Staff workers have kept true to the FRC’s mission since it originally had been called the “Ron Wood Project” in 1995. Wood, who died in 1994, worked in juvenile justice and was diagnosed with a terminal disease but envisioned a truancy center in Carson to help youth struggling in school.

Buckingham said the issue still reflects the original concept that ignoring education leads to larger community problems. Local partnerships with the Carson City School District, Carson City Health and Human Services, Friends in Service Helping or other community organizations makes tackling common challenges easier, she said.

“We do still carry that torch for prevention of chronic absenteeism and prevention of truancy by really trying to meet the families where they are and work with them individually and not kind of a blanket process,” she said. “We do have family communication classes. Sometimes the kids and the families, they're at loggerheads. You know how that goes.”

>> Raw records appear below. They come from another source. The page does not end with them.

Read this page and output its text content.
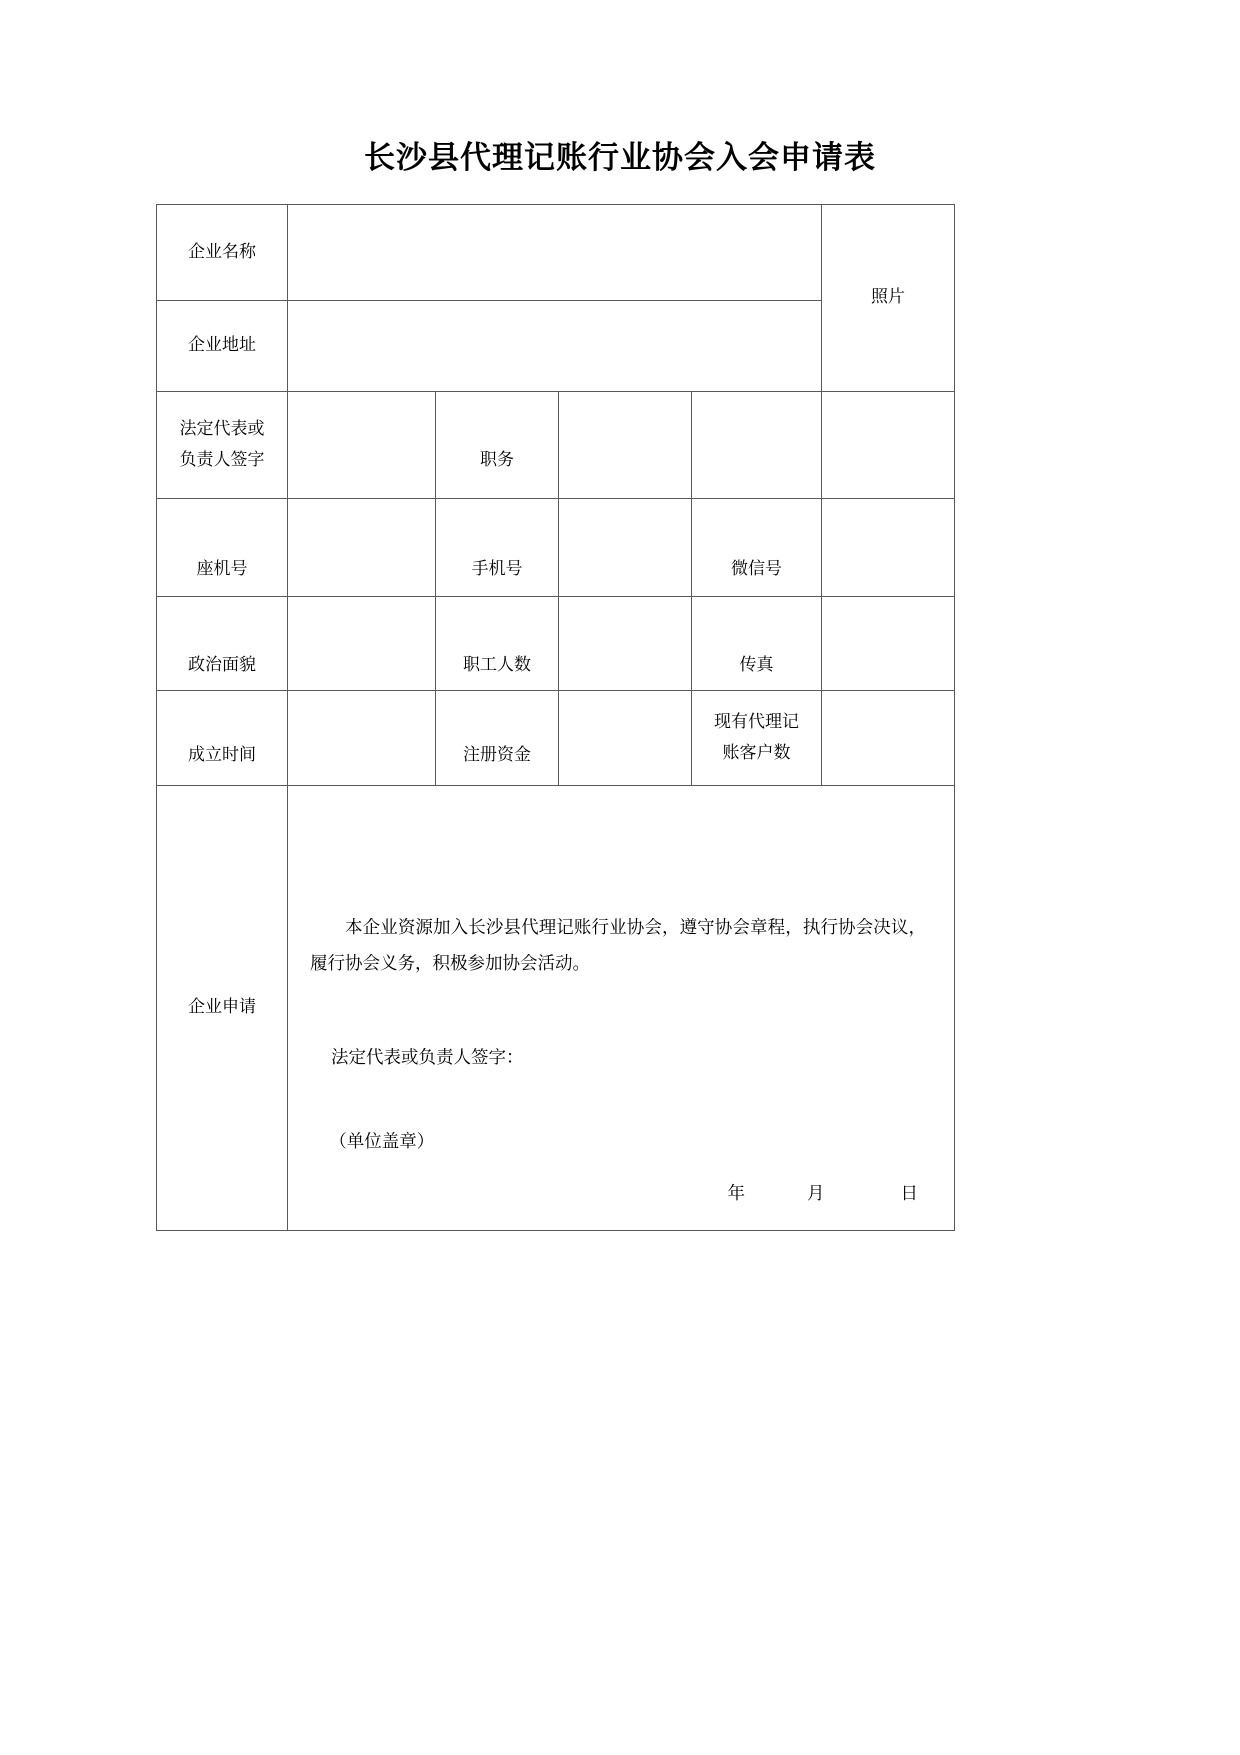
长沙县代理记账行业协会入会申请表
企业名称					照片
企业地址					

法定代表或
负责人签字		职务			
座机号		手机号		微信号	
政治面貌		职工人数		传真	
成立时间		注册资金		现有代理记
账客户数	

企业申请	本企业资源加入长沙县代理记账行业协会，遵守协会章程，执行协会决议，履行协会义务，积极参加协会活动。

法定代表或负责人签字：

（单位盖章）

年 月 日				
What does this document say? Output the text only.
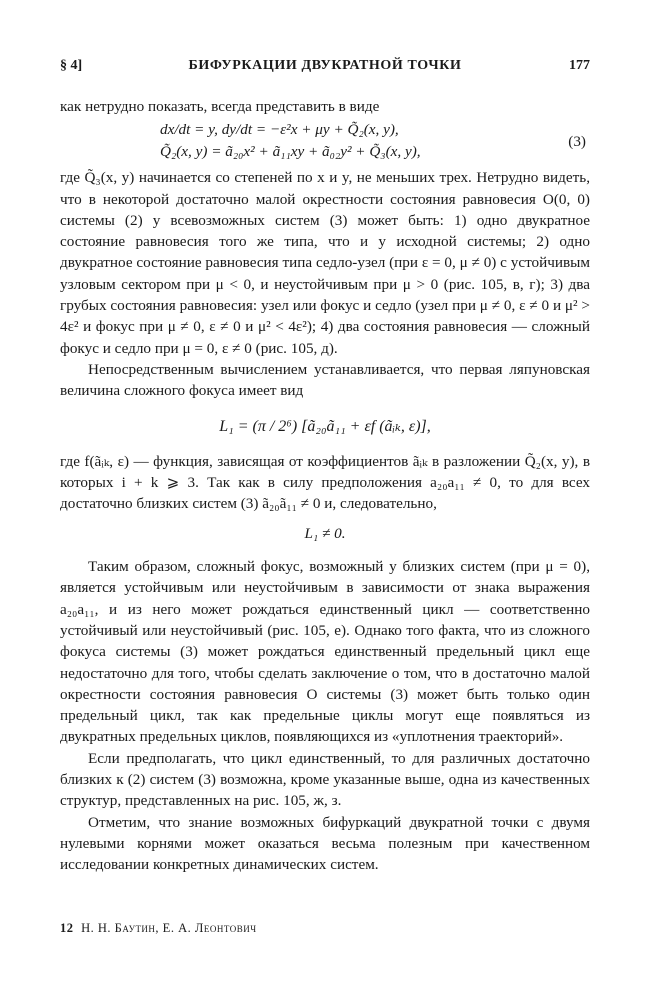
§ 4]	БИФУРКАЦИИ ДВУКРАТНОЙ ТОЧКИ	177

как нетрудно показать, всегда представить в виде

dx/dt = y, dy/dt = −ε²x + μy + Q̃₂(x, y),
Q̃₂(x, y) = ã₂₀x² + ã₁₁xy + ã₀₂y² + Q̃₃(x, y),
(3)

где Q̃₃(x, y) начинается со степеней по x и y, не меньших трех. Нетрудно видеть, что в некоторой достаточно малой окрестности состояния равновесия O(0, 0) системы (2) у всевозможных систем (3) может быть: 1) одно двукратное состояние равновесия того же типа, что и у исходной системы; 2) одно двукратное состояние равновесия типа седло-узел (при ε = 0, μ ≠ 0) с устойчивым узловым сектором при μ < 0, и неустойчивым при μ > 0 (рис. 105, в, г); 3) два грубых состояния равновесия: узел или фокус и седло (узел при μ ≠ 0, ε ≠ 0 и μ² > 4ε² и фокус при μ ≠ 0, ε ≠ 0 и μ² < 4ε²); 4) два состояния равновесия — сложный фокус и седло при μ = 0, ε ≠ 0 (рис. 105, д).

Непосредственным вычислением устанавливается, что первая ляпуновская величина сложного фокуса имеет вид

L₁ = (π / 2⁶) [ã₂₀ã₁₁ + εf (ãᵢₖ, ε)],

где f(ãᵢₖ, ε) — функция, зависящая от коэффициентов ãᵢₖ в разложении Q̃₂(x, y), в которых i + k ⩾ 3. Так как в силу предположения a₂₀a₁₁ ≠ 0, то для всех достаточно близких систем (3) ã₂₀ã₁₁ ≠ 0 и, следовательно,

L₁ ≠ 0.

Таким образом, сложный фокус, возможный у близких систем (при μ = 0), является устойчивым или неустойчивым в зависимости от знака выражения a₂₀a₁₁, и из него может рождаться единственный цикл — соответственно устойчивый или неустойчивый (рис. 105, е). Однако того факта, что из сложного фокуса системы (3) может рождаться единственный предельный цикл еще недостаточно для того, чтобы сделать заключение о том, что в достаточно малой окрестности состояния равновесия O системы (3) может быть только один предельный цикл, так как предельные циклы могут еще появляться из двукратных предельных циклов, появляющихся из «уплотнения траекторий».

Если предполагать, что цикл единственный, то для различных достаточно близких к (2) систем (3) возможна, кроме указанные выше, одна из качественных структур, представленных на рис. 105, ж, з.

Отметим, что знание возможных бифуркаций двукратной точки с двумя нулевыми корнями может оказаться весьма полезным при качественном исследовании конкретных динамических систем.

12 Н. Н. Баутин, Е. А. Леонтович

All of the programs that affect adults and children are powered by a team of 26, Buckingham said. Some of its experts began as social work interns from the University of Nevada, Reno and have stayed on throughout the years.

Bilingual services are available to address Carson’s increasing diversity. It also is Section 504 compliant to assist individuals with disabilities. Ron Wood offers access to interpreters or technologies for the sight or hearing impaired.

The growing community brings increasing changes and needs, and it means adjusting the center’s responses.

“I think the only way that we have been as successful as we are is the fact that we do need to adapt,” she said. “We do need to look forward to what the current need is and what the need is in the community.”